What’s needed, in his view, is comprehensive de-risking across the entire crypto complex. Just as the dot-com bubble required a purge of companies with no viable business models, the cryptocurrency space needs similar rationalization. Tokens launched as jokes shouldn’t maintain multi-billion dollar valuations. Projects without real utility or adoption don’t deserve significant capital allocations.
This process won’t be quick or painless. Bear markets in speculative assets tend to be extended and brutal, grinding down prices through multiple failed rally attempts. McGlone’s expectation that Bitcoin could ultimately test $70,000 or lower reflects this reality. Until speculative excess gets wrung out completely, sustainable recovery becomes difficult.
What This Means for Your Portfolio
For everyday investors, McGlone’s warnings carry practical implications. First, recognize that cryptocurrency’s correlation with risk appetite means positions in digital assets don’t provide the diversification many assumed. When risk assets sell off broadly, Bitcoin tends to amplify the move rather than provide protection.

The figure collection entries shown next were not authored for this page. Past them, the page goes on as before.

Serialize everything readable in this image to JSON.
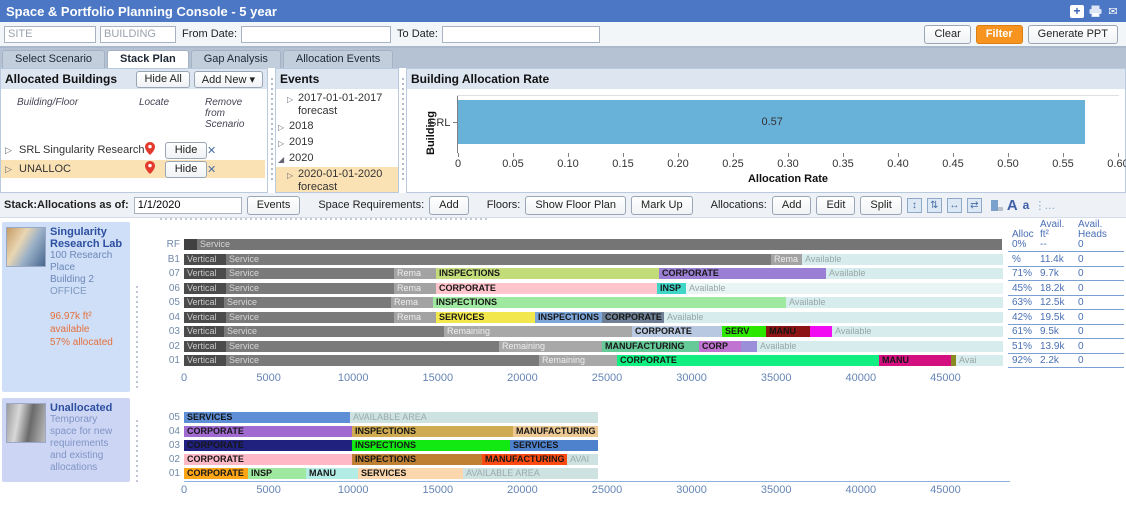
{
  "titlebar": {
    "title": "Space & Portfolio Planning Console - 5 year"
  },
  "icons": {
    "plus": "+",
    "mail": "✉",
    "caret": "▾",
    "tree_collapsed": "▷",
    "tree_expanded": "◢",
    "remove": "✕",
    "expand_v": "↕",
    "collapse_v": "⇅",
    "expand_h": "↔",
    "collapse_h": "⇄",
    "font_big": "A",
    "font_small": "a",
    "more": "⋮…"
  },
  "filters": {
    "site_placeholder": "SITE",
    "building_placeholder": "BUILDING",
    "from_label": "From Date:",
    "to_label": "To Date:",
    "clear": "Clear",
    "filter": "Filter",
    "generate": "Generate PPT"
  },
  "tabs": [
    {
      "label": "Select Scenario"
    },
    {
      "label": "Stack Plan"
    },
    {
      "label": "Gap Analysis"
    },
    {
      "label": "Allocation Events"
    }
  ],
  "allocated": {
    "title": "Allocated Buildings",
    "hide_all": "Hide All",
    "add_new": "Add New",
    "col_building": "Building/Floor",
    "col_locate": "Locate",
    "col_remove": "Remove from Scenario",
    "rows": [
      {
        "name": "SRL Singularity Research Lab",
        "hide": "Hide"
      },
      {
        "name": "UNALLOC",
        "hide": "Hide"
      }
    ]
  },
  "events_panel": {
    "title": "Events",
    "items": [
      {
        "label": "2017-01-01-2017 forecast",
        "level": 1,
        "state": "collapsed",
        "selected": false
      },
      {
        "label": "2018",
        "level": 0,
        "state": "collapsed",
        "selected": false
      },
      {
        "label": "2019",
        "level": 0,
        "state": "collapsed",
        "selected": false
      },
      {
        "label": "2020",
        "level": 0,
        "state": "expanded",
        "selected": false
      },
      {
        "label": "2020-01-01-2020 forecast",
        "level": 1,
        "state": "collapsed",
        "selected": true
      }
    ]
  },
  "chart_data": {
    "type": "bar",
    "orientation": "horizontal",
    "title": "Building Allocation Rate",
    "ylabel": "Building",
    "xlabel": "Allocation Rate",
    "categories": [
      "SRL"
    ],
    "values": [
      0.57
    ],
    "labels": [
      "0.57"
    ],
    "xlim": [
      0,
      0.6
    ],
    "xticks": [
      "0",
      "0.05",
      "0.10",
      "0.15",
      "0.20",
      "0.25",
      "0.30",
      "0.35",
      "0.40",
      "0.45",
      "0.50",
      "0.55",
      "0.60"
    ],
    "bar_color": "#68b1d8",
    "legend": "none",
    "grid": false
  },
  "stack_toolbar": {
    "as_of_label": "Stack:Allocations as of:",
    "as_of_value": "1/1/2020",
    "events_btn": "Events",
    "space_req_label": "Space Requirements:",
    "add_btn": "Add",
    "floors_label": "Floors:",
    "show_floor_plan": "Show Floor Plan",
    "mark_up": "Mark Up",
    "allocations_label": "Allocations:",
    "alloc_add": "Add",
    "alloc_edit": "Edit",
    "alloc_split": "Split"
  },
  "srl": {
    "card": {
      "name": "Singularity Research Lab",
      "address": "100 Research Place",
      "building": "Building 2",
      "type": "OFFICE",
      "available": "96.97k ft² available",
      "allocated": "57% allocated"
    },
    "floors": [
      {
        "floor": "RF",
        "segments": [
          {
            "label": "",
            "color": "#414141",
            "text": "#cfcfcf",
            "value": 770
          },
          {
            "label": "Service",
            "color": "#757575",
            "text": "#d6d6d6",
            "value": 47600
          }
        ]
      },
      {
        "floor": "B1",
        "segments": [
          {
            "label": "Vertical",
            "color": "#4b4b4b",
            "text": "#c9c9c9",
            "value": 2480
          },
          {
            "label": "Service",
            "color": "#7a7a7a",
            "text": "#d6d6d6",
            "value": 32200
          },
          {
            "label": "Rema",
            "color": "#a3a3a3",
            "text": "#eeeeee",
            "value": 1830
          },
          {
            "label": "Available",
            "color": "#d7eded",
            "text": "#97a6a6",
            "value": 11880
          }
        ]
      },
      {
        "floor": "07",
        "segments": [
          {
            "label": "Vertical",
            "color": "#4b4b4b",
            "text": "#c9c9c9",
            "value": 2480
          },
          {
            "label": "Service",
            "color": "#7a7a7a",
            "text": "#d6d6d6",
            "value": 9930
          },
          {
            "label": "Rema",
            "color": "#a3a3a3",
            "text": "#eeeeee",
            "value": 2480
          },
          {
            "label": "INSPECTIONS",
            "color": "#c3dc7a",
            "value": 13180
          },
          {
            "label": "CORPORATE",
            "color": "#9b7fd4",
            "value": 9870
          },
          {
            "label": "Available",
            "color": "#d7eded",
            "text": "#97a6a6",
            "value": 10460
          }
        ]
      },
      {
        "floor": "06",
        "segments": [
          {
            "label": "Vertical",
            "color": "#4b4b4b",
            "text": "#c9c9c9",
            "value": 2480
          },
          {
            "label": "Service",
            "color": "#7a7a7a",
            "text": "#d6d6d6",
            "value": 9930
          },
          {
            "label": "Rema",
            "color": "#a3a3a3",
            "text": "#eeeeee",
            "value": 2480
          },
          {
            "label": "CORPORATE",
            "color": "#ffc4cc",
            "value": 13060
          },
          {
            "label": "INSP",
            "color": "#3fd6c8",
            "value": 1710
          },
          {
            "label": "Available",
            "color": "#e9f4f4",
            "text": "#97a6a6",
            "value": 18730
          }
        ]
      },
      {
        "floor": "05",
        "segments": [
          {
            "label": "Vertical",
            "color": "#4b4b4b",
            "text": "#c9c9c9",
            "value": 2360
          },
          {
            "label": "Service",
            "color": "#7a7a7a",
            "text": "#d6d6d6",
            "value": 9870
          },
          {
            "label": "Rema",
            "color": "#a3a3a3",
            "text": "#eeeeee",
            "value": 2480
          },
          {
            "label": "INSPECTIONS",
            "color": "#9fe89f",
            "value": 20860
          },
          {
            "label": "Available",
            "color": "#d7eded",
            "text": "#97a6a6",
            "value": 12820
          }
        ]
      },
      {
        "floor": "04",
        "segments": [
          {
            "label": "Vertical",
            "color": "#4b4b4b",
            "text": "#c9c9c9",
            "value": 2480
          },
          {
            "label": "Service",
            "color": "#7a7a7a",
            "text": "#d6d6d6",
            "value": 9930
          },
          {
            "label": "Rema",
            "color": "#a3a3a3",
            "text": "#eeeeee",
            "value": 2480
          },
          {
            "label": "SERVICES",
            "color": "#f2e84e",
            "value": 5850
          },
          {
            "label": "INSPECTIONS",
            "color": "#7da6d9",
            "value": 3960
          },
          {
            "label": "CORPORATE",
            "color": "#6f8096",
            "value": 3660
          },
          {
            "label": "Available",
            "color": "#d7eded",
            "text": "#97a6a6",
            "value": 20030
          }
        ]
      },
      {
        "floor": "03",
        "segments": [
          {
            "label": "Vertical",
            "color": "#4b4b4b",
            "text": "#c9c9c9",
            "value": 2360
          },
          {
            "label": "Service",
            "color": "#7a7a7a",
            "text": "#d6d6d6",
            "value": 13000
          },
          {
            "label": "Remaining",
            "color": "#a8a8a8",
            "text": "#eeeeee",
            "value": 11110
          },
          {
            "label": "CORPORATE",
            "color": "#b7c8e0",
            "value": 5320
          },
          {
            "label": "SERV",
            "color": "#2ce800",
            "value": 2600
          },
          {
            "label": "MANU",
            "color": "#8c1414",
            "value": 2600
          },
          {
            "label": "",
            "color": "#f20cf2",
            "value": 1300
          },
          {
            "label": "Available",
            "color": "#d7eded",
            "text": "#97a6a6",
            "value": 10100
          }
        ]
      },
      {
        "floor": "02",
        "segments": [
          {
            "label": "Vertical",
            "color": "#4b4b4b",
            "text": "#c9c9c9",
            "value": 2480
          },
          {
            "label": "Service",
            "color": "#7a7a7a",
            "text": "#d6d6d6",
            "value": 16130
          },
          {
            "label": "Remaining",
            "color": "#a8a8a8",
            "text": "#eeeeee",
            "value": 6090
          },
          {
            "label": "MANUFACTURING",
            "color": "#66c998",
            "value": 5730
          },
          {
            "label": "CORP",
            "color": "#c173d2",
            "value": 2480
          },
          {
            "label": "",
            "color": "#9b8fd9",
            "value": 950
          },
          {
            "label": "Available",
            "color": "#d7eded",
            "text": "#97a6a6",
            "value": 14540
          }
        ]
      },
      {
        "floor": "01",
        "segments": [
          {
            "label": "Vertical",
            "color": "#4b4b4b",
            "text": "#c9c9c9",
            "value": 2480
          },
          {
            "label": "Service",
            "color": "#7a7a7a",
            "text": "#d6d6d6",
            "value": 18500
          },
          {
            "label": "Remaining",
            "color": "#a8a8a8",
            "text": "#eeeeee",
            "value": 4610
          },
          {
            "label": "CORPORATE",
            "color": "#10ef80",
            "value": 15480
          },
          {
            "label": "MANU",
            "color": "#d40f80",
            "value": 4250
          },
          {
            "label": "",
            "color": "#8a8a24",
            "value": 300
          },
          {
            "label": "Avai",
            "color": "#d7eded",
            "text": "#97a6a6",
            "value": 2780
          }
        ]
      }
    ],
    "axis": [
      "0",
      "5000",
      "10000",
      "15000",
      "20000",
      "25000",
      "30000",
      "35000",
      "40000",
      "45000"
    ]
  },
  "unalloc": {
    "card": {
      "name": "Unallocated",
      "description": "Temporary space for new requirements and existing allocations"
    },
    "floors": [
      {
        "floor": "05",
        "segments": [
          {
            "label": "SERVICES",
            "color": "#5d8ed6",
            "value": 9810
          },
          {
            "label": "AVAILABLE AREA",
            "color": "#cfe2e2",
            "text": "#9aabab",
            "value": 14660
          }
        ]
      },
      {
        "floor": "04",
        "segments": [
          {
            "label": "CORPORATE",
            "color": "#a06ad0",
            "value": 9930
          },
          {
            "label": "INSPECTIONS",
            "color": "#cfac52",
            "value": 9510
          },
          {
            "label": "MANUFACTURING",
            "color": "#ecc893",
            "value": 5020
          }
        ]
      },
      {
        "floor": "03",
        "segments": [
          {
            "label": "CORPORATE",
            "color": "#20207e",
            "value": 9930
          },
          {
            "label": "INSPECTIONS",
            "color": "#12e812",
            "value": 9340
          },
          {
            "label": "SERVICES",
            "color": "#4e82cc",
            "value": 5200
          }
        ]
      },
      {
        "floor": "02",
        "segments": [
          {
            "label": "CORPORATE",
            "color": "#ffb9c6",
            "value": 9930
          },
          {
            "label": "INSPECTIONS",
            "color": "#bf8034",
            "value": 7680
          },
          {
            "label": "MANUFACTURING",
            "color": "#ff4b12",
            "value": 5020
          },
          {
            "label": "AVAI",
            "color": "#cfe2e2",
            "text": "#9aabab",
            "value": 1830
          }
        ]
      },
      {
        "floor": "01",
        "segments": [
          {
            "label": "CORPORATE",
            "color": "#ffa516",
            "value": 3780
          },
          {
            "label": "INSP",
            "color": "#9fe89f",
            "value": 3430
          },
          {
            "label": "MANU",
            "color": "#b2ece4",
            "value": 3070
          },
          {
            "label": "SERVICES",
            "color": "#fcd6ac",
            "value": 6200
          },
          {
            "label": "AVAILABLE AREA",
            "color": "#cfe2e2",
            "text": "#9aabab",
            "value": 7980
          }
        ]
      }
    ],
    "axis": [
      "0",
      "5000",
      "10000",
      "15000",
      "20000",
      "25000",
      "30000",
      "35000",
      "40000",
      "45000"
    ]
  },
  "table": {
    "headers": {
      "alloc": "Alloc",
      "sqft1": "Avail.",
      "sqft2": "ft²",
      "heads1": "Avail.",
      "heads2": "Heads"
    },
    "rows": [
      {
        "alloc": "0%",
        "sqft": "--",
        "heads": "0"
      },
      {
        "alloc": "%",
        "sqft": "11.4k",
        "heads": "0"
      },
      {
        "alloc": "71%",
        "sqft": "9.7k",
        "heads": "0"
      },
      {
        "alloc": "45%",
        "sqft": "18.2k",
        "heads": "0"
      },
      {
        "alloc": "63%",
        "sqft": "12.5k",
        "heads": "0"
      },
      {
        "alloc": "42%",
        "sqft": "19.5k",
        "heads": "0"
      },
      {
        "alloc": "61%",
        "sqft": "9.5k",
        "heads": "0"
      },
      {
        "alloc": "51%",
        "sqft": "13.9k",
        "heads": "0"
      },
      {
        "alloc": "92%",
        "sqft": "2.2k",
        "heads": "0"
      }
    ]
  }
}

Second, pay attention to the signals from gold and crude oil. These established commodity markets are telling a story about global economic expectations, and that story doesn’t align with the optimism still present in equity valuations. The divergence between gold’s strength and oil’s weakness particularly stands out as historically unusual.
Third, prepare for volatility to return. Extended periods of low volatility rarely persist indefinitely. When volatility expansion occurs, it typically happens quickly and violently. Having appropriate risk management in place—whether through position sizing, stop losses, or portfolio hedges—becomes critical during such transitions.
Finally, resist the temptation to “buy the dip” reflexively in speculative assets. Bear markets produce the strongest rallies, as McGlone notes, but those rallies are designed to shake out weak hands and trap new buyers before the next leg down. Understanding the difference between a trading bounce and a trend reversal requires patience and discipline.
The Bottom Line
Mike McGlone’s analysis presents a sobering assessment of current market conditions. Bitcoin’s technical breakdown, occurring alongside gold’s surge and crude oil’s collapse, paints a picture of deteriorating risk appetite and potential economic weakness ahead.
The key question facing investors: will Bitcoin’s crash remain confined to cryptocurrency markets, or does it represent the early stage of broader risk asset repricing? McGlone clearly believes the latter scenario carries higher probability, particularly given historically low stock market volatility and extended valuations.
As year-end approaches, the warning signs are flashing bright red. Whether markets heed those warnings or continue their complacent advance will likely determine 2025’s trajectory. For now, Bitcoin’s message seems clear—and according to McGlone’s analysis, traditional markets would be wise to listen.